Pareciera entonces que el ser del niño radica en jugar en serio; que ser niño es serlo jugando de manera comprometida. Con lo que de niños juguemos, de grande añoraremos, y es casi imposible que olvidemos (ya dije que me cuesta desprenderme de mis juguetes).
Siendo más autorreferencial voy a decir que tuve el privilegio de poder jugar con amigos, de tener una pelota nº 5 y botines, juegos de mesa, ATARI y otros juegos electrónicos; padres que me llevaban a andar en bicicleta, a jugar a la pelota, al básquet, al tenis; y que también me acompañaron y apoyaron en todos estos caprichos. Más todavía, jugaba en la escuela… y siempre jugué en serio a todo. Y jugué con lo que tenía a mano para jugar: mis juguetes y juegos que ya mencioné.

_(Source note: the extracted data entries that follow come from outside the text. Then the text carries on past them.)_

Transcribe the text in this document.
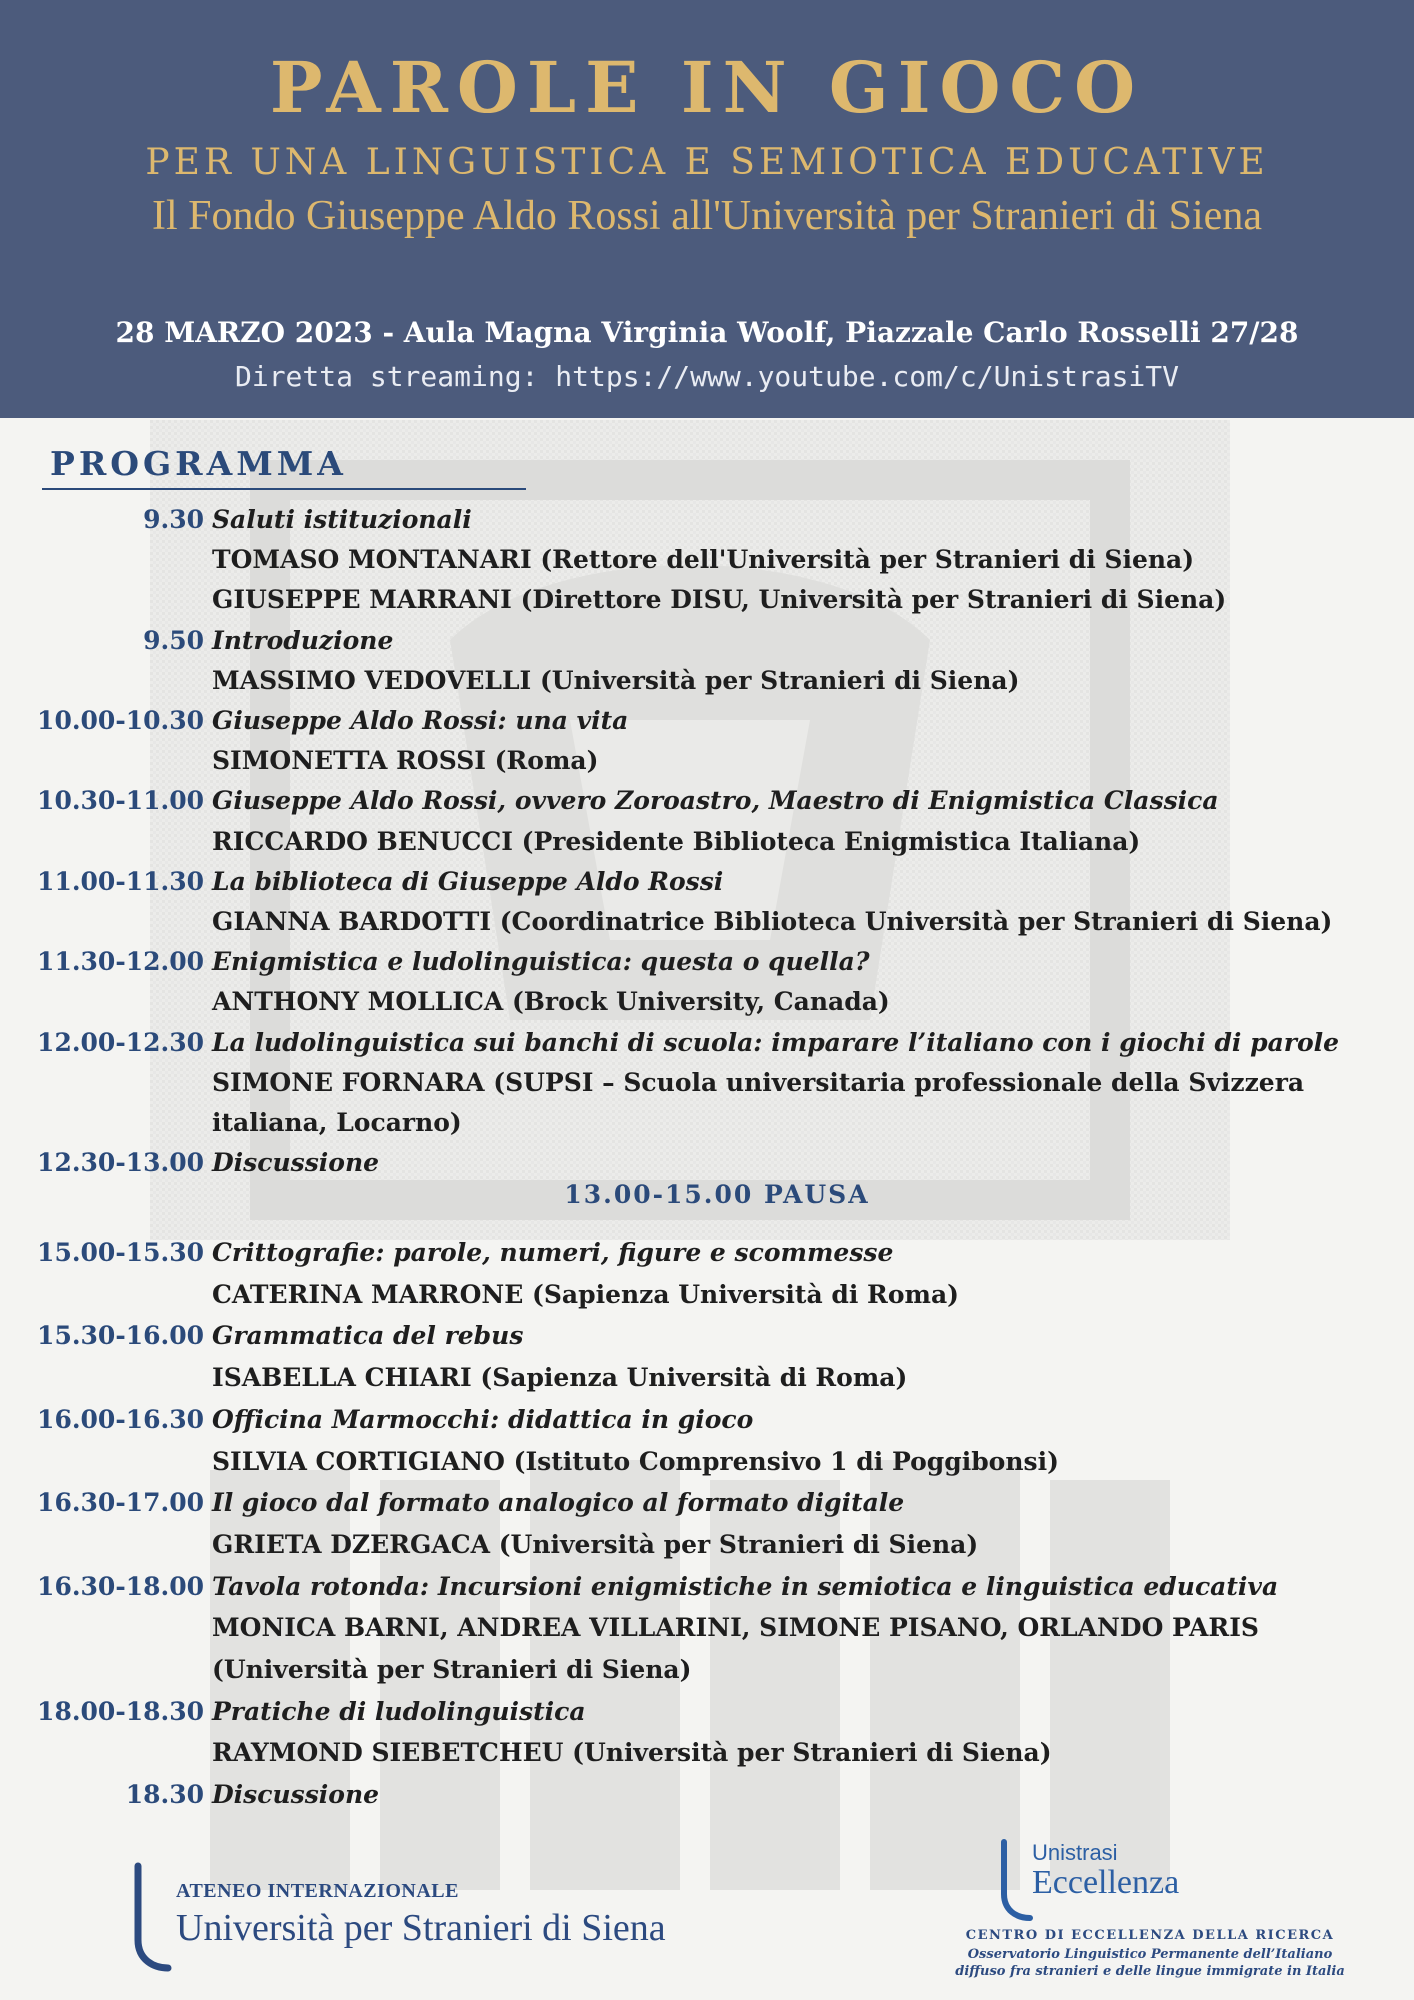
PAROLE IN GIOCO
PER UNA LINGUISTICA E SEMIOTICA EDUCATIVE
Il Fondo Giuseppe Aldo Rossi all'Università per Stranieri di Siena
28 MARZO 2023 - Aula Magna Virginia Woolf, Piazzale Carlo Rosselli 27/28
Diretta streaming: https://www.youtube.com/c/UnistrasiTV
PROGRAMMA
9.30 Saluti istituzionali
TOMASO MONTANARI (Rettore dell'Università per Stranieri di Siena)
GIUSEPPE MARRANI (Direttore DISU, Università per Stranieri di Siena)
9.50 Introduzione
MASSIMO VEDOVELLI (Università per Stranieri di Siena)
10.00-10.30 Giuseppe Aldo Rossi: una vita
SIMONETTA ROSSI (Roma)
10.30-11.00 Giuseppe Aldo Rossi, ovvero Zoroastro, Maestro di Enigmistica Classica
RICCARDO BENUCCI (Presidente Biblioteca Enigmistica Italiana)
11.00-11.30 La biblioteca di Giuseppe Aldo Rossi
GIANNA BARDOTTI (Coordinatrice Biblioteca Università per Stranieri di Siena)
11.30-12.00 Enigmistica e ludolinguistica: questa o quella?
ANTHONY MOLLICA (Brock University, Canada)
12.00-12.30 La ludolinguistica sui banchi di scuola: imparare l’italiano con i giochi di parole
SIMONE FORNARA (SUPSI – Scuola universitaria professionale della Svizzera
italiana, Locarno)
12.30-13.00 Discussione
13.00-15.00 PAUSA
15.00-15.30 Crittografie: parole, numeri, figure e scommesse
CATERINA MARRONE (Sapienza Università di Roma)
15.30-16.00 Grammatica del rebus
ISABELLA CHIARI (Sapienza Università di Roma)
16.00-16.30 Officina Marmocchi: didattica in gioco
SILVIA CORTIGIANO (Istituto Comprensivo 1 di Poggibonsi)
16.30-17.00 Il gioco dal formato analogico al formato digitale
GRIETA DZERGACA (Università per Stranieri di Siena)
16.30-18.00 Tavola rotonda: Incursioni enigmistiche in semiotica e linguistica educativa
MONICA BARNI, ANDREA VILLARINI, SIMONE PISANO, ORLANDO PARIS
(Università per Stranieri di Siena)
18.00-18.30 Pratiche di ludolinguistica
RAYMOND SIEBETCHEU (Università per Stranieri di Siena)
18.30 Discussione
ATENEO INTERNAZIONALE
Università per Stranieri di Siena
Unistrasi
Eccellenza
CENTRO DI ECCELLENZA DELLA RICERCA
Osservatorio Linguistico Permanente dell’Italiano
diffuso fra stranieri e delle lingue immigrate in Italia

Por eso cuando escucho a tantos imbéciles que ligeramente quieren bajar la edad de imputabilidad a 15, 14 o 12 años; cuando afirman que debería haber pena de muerte para los negritos que viven falopeados y con un revólver a la cintura, me pregunto: ¿con qué juguetes jugarán estos pibes?

¿Armas, “paco” y pegamento? ¿Jugarán a escaparle a la prostitución, al trabajo infantil y a la muerte que cuenta hasta 10 y sale a buscarlos todos los días? No lo sé, pero arriesgaría que mi intuición no está muy desviada de esos juegos y juguetes… y ahí sí que hay que jugar en serio y hacer cuanta trampa se te ocurra, porque cuando la parca termina de contar, Game Over y ahí no hay ningún “Continue?”, ya que la muerte también juega en serio y es muy difícil que, en su adultez, estos niños olviden eso, como yo todavía no olvido mi ATARI.

(*) Hace poco vi Toy Story 4 y también lloré en el final. Y recordé esta columna. Hoy volvería a escribirla tal cual la escribí en 2011. Fue la primera Hora Libre en Pausa.